Il y a quelques jours, le Contrôle fédéral des finances a publié un rapport critique sur l’e-ID, recommandant de reporter son lancement.

Les adaptations annoncées visent en particulier à renforcer la protection des données. À l’avenir, seuls les prestataires légalement autorisés pourront interroger le numéro AVS des utilisatrices et utilisateurs. Toute requête non autorisée sera automatiquement bloquée par le portefeuille numérique Swiyu.

En outre, les prestataires devront enregistrer à l’avance, dans un registre fédéral accessible au public, les données qu’ils souhaitent demander ainsi que la finalité de ces requêtes.

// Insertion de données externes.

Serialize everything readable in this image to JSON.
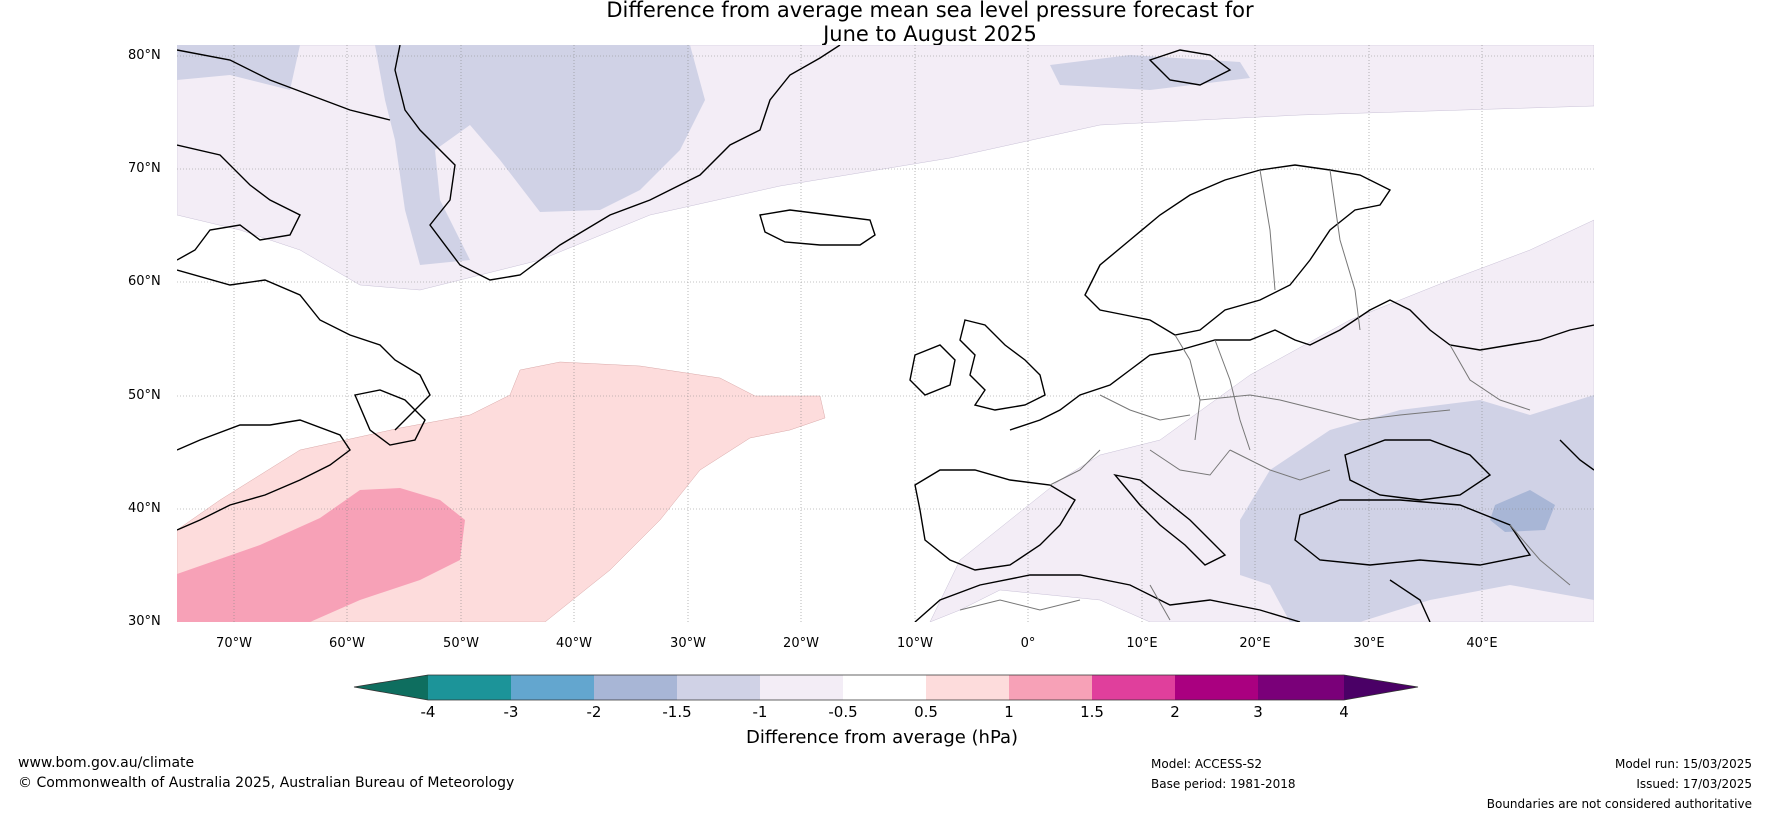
{
  "title_line1": "Difference from average mean sea level pressure forecast for",
  "title_line2": "June to August 2025",
  "lat_labels": [
    "80°N",
    "70°N",
    "60°N",
    "50°N",
    "40°N",
    "30°N"
  ],
  "lon_labels": [
    "70°W",
    "60°W",
    "50°W",
    "40°W",
    "30°W",
    "20°W",
    "10°W",
    "0°",
    "10°E",
    "20°E",
    "30°E",
    "40°E"
  ],
  "map_extent": {
    "lon_min": -75,
    "lon_max": 50,
    "lat_min": 30,
    "lat_max": 81
  },
  "colorbar": {
    "ticks": [
      "-4",
      "-3",
      "-2",
      "-1.5",
      "-1",
      "-0.5",
      "0.5",
      "1",
      "1.5",
      "2",
      "3",
      "4"
    ],
    "colors": [
      "#0e6e5f",
      "#1c9499",
      "#63a6cf",
      "#a8b6d6",
      "#d0d2e6",
      "#f3edf6",
      "#ffffff",
      "#fddcdc",
      "#f7a1b7",
      "#e03f9c",
      "#aa0080",
      "#7a0079",
      "#4a0066"
    ],
    "label": "Difference from average (hPa)"
  },
  "footer": {
    "website": "www.bom.gov.au/climate",
    "copyright": "© Commonwealth of Australia 2025, Australian Bureau of Meteorology",
    "model": "Model: ACCESS-S2",
    "base_period": "Base period: 1981-2018",
    "model_run": "Model run: 15/03/2025",
    "issued": "Issued: 17/03/2025",
    "disclaimer": "Boundaries are not considered authoritative"
  }
}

En l’absence d’enregistrement ou si un prestataire demande plus de données que prévu, le portefeuille avertira l’utilisateur. Celui-ci pourra alors signaler un abus à l’Office fédéral de la justice. Dans les cas les plus graves, l’office pourra exclure un prestataire du système e-ID.

Sur le plan technique, la Confédération maintient une promesse centrale: l’e-ID reste non-traçable. Concrètement, chaque personne dispose de plusieurs identités techniques distinctes, qui ne peuvent pas être reliées entre elles. Une fois les identités stockées dans le portefeuille Swiyu utilisées, le système en génère automatiquement de nouvelles. Il devient ainsi impossible d’établir un lien entre différentes transactions.

Développements mis en pause

Pour des raisons budgétaires, la Confédération doit toutefois renoncer provisoirement à plusieurs évolutions prévues, précise le DFJP. Cela concerne notamment l’interconnexion avec des systèmes d’e-ID étrangers, le service de sauvegarde fédéral ainsi que la délivrance de l’e-ID dans des portefeuilles tiers.

Les mesures d’économie décidées par le Parlement pour 2026 n’ont en revanche aucun impact sur la sécurité de l’e-ID ni sur l’infrastructure de confiance associée, c’est-à-dire les systèmes garantissant son authenticité et sa fiabilité. Cette infrastructure est exploitée par l’Office fédéral de l’informatique et de la télécommunication (OFIT) sur deux sites fédéraux distincts et indépendants: Primus à Berne et Campus à Frauenfeld.

D’éventuelles restrictions budgétaires supplémentaires pourraient toutefois limiter la capacité de la Confédération à développer, en plus de l’e-ID, d’autres justificatifs numériques. L’introduction du permis de conduire électronique ainsi que l’exploitation et l’évolution du système de connexion des autorités Agov devront être financées par d’autres postes budgétaires.